Faculty met last week for a forum on the budget crisis, where they expressed frustration at the administration’s perceived incompetence. That anger appeared to carry over to the Reimagine OHIO event. 

Another poster board asked: “What radical changes would you be willing to see?” Some post-it note respondents proposed slashing the salaries and compensation of the administration and placing the administration on furlough. Referring to Ohio U President Duane Nellis, one said “Fire Nellis.” Another simply said, “Resign.” 

Many notes took aim at the restrictions that bureaucracy imposed on graduate and research work that has fostered resentment by academics.

Under a board asking what the university can do to foster better community connections, one note said: “Let your researchers do research. The IRB doesn’t understand risk.” The IRB refers to the Institutional Review Board, which regulates Ohio U’s research programs. 

Even a minor detail in the presentation of the event may have ruffled some feathers. A box was set on a table to collect anonymous complaints, with a post-it note stuck to it that read “legitimate concern box.” The post-it hid the original sign, which read “Gripe Box.” 

Photo by Tim Zelina
The hastily renamed “Gripe Box.” The post-it note read: “Legitimate concerns box :)”

While critiques of the administration dominated many of the poster boards, there were also prominent suggestions on how to revitalize Ohio U’s education model.

A few notes advocated extreme solutions, such as abolishing tenure or graduate programs, though other notes advocated against those proposals. One suggested streamlining and condensing majors, and another proposed the university offer more certificates and two-year degree programs.

Online courses, which are significantly more profitable for the university than classroom courses, received ire from participants. Online courses have been blamed for degrading the quality of Ohio U’s educational services.

One note read: “Online is not the answer! Why are we contracting with Pearson!?,” referring to the educational corporation. 

Photo by Tim Zelina
Note reads: “Not online education!” with “Yes!” response.

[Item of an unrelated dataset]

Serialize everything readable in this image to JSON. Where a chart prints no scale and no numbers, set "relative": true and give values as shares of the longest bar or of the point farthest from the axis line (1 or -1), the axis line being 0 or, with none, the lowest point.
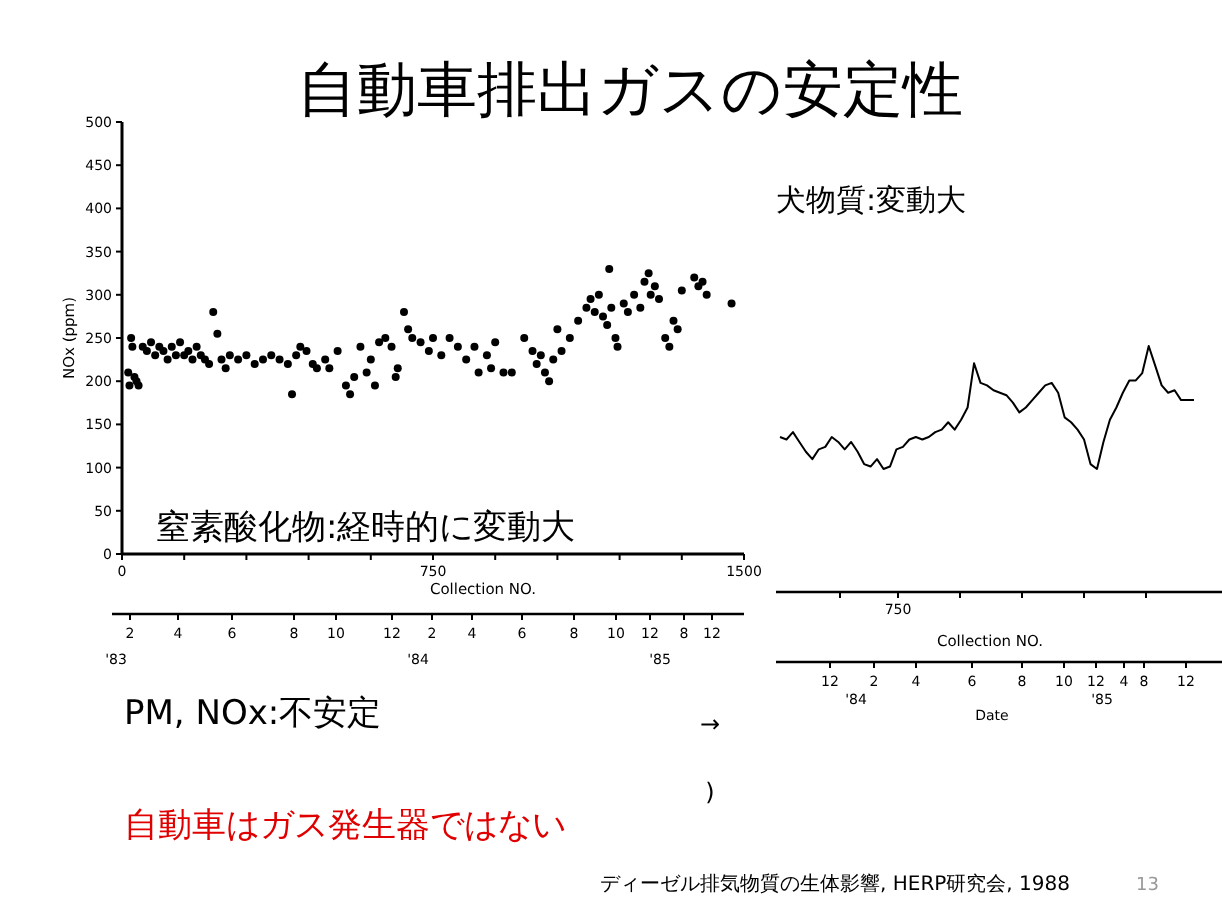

Disillusionment with the administration is a common viewpoint among the staff and students who participated, based on the notes. But, for all the anger, fear and resentment, a determination to weather the storm shined throughout notes and conversations. A few even dismissed the “hysteria” triggered by the cuts.

“We’ve heard it all before — just another budget crunch fear cycle,” one note said.

But even some notes acknowledging the gravity of the situation saw a glimmer of hope: 

“It feels like 2008. We can survive this.”

Photo by Tim Zelina
Note reads: “It feels like 2008. We can survive this.”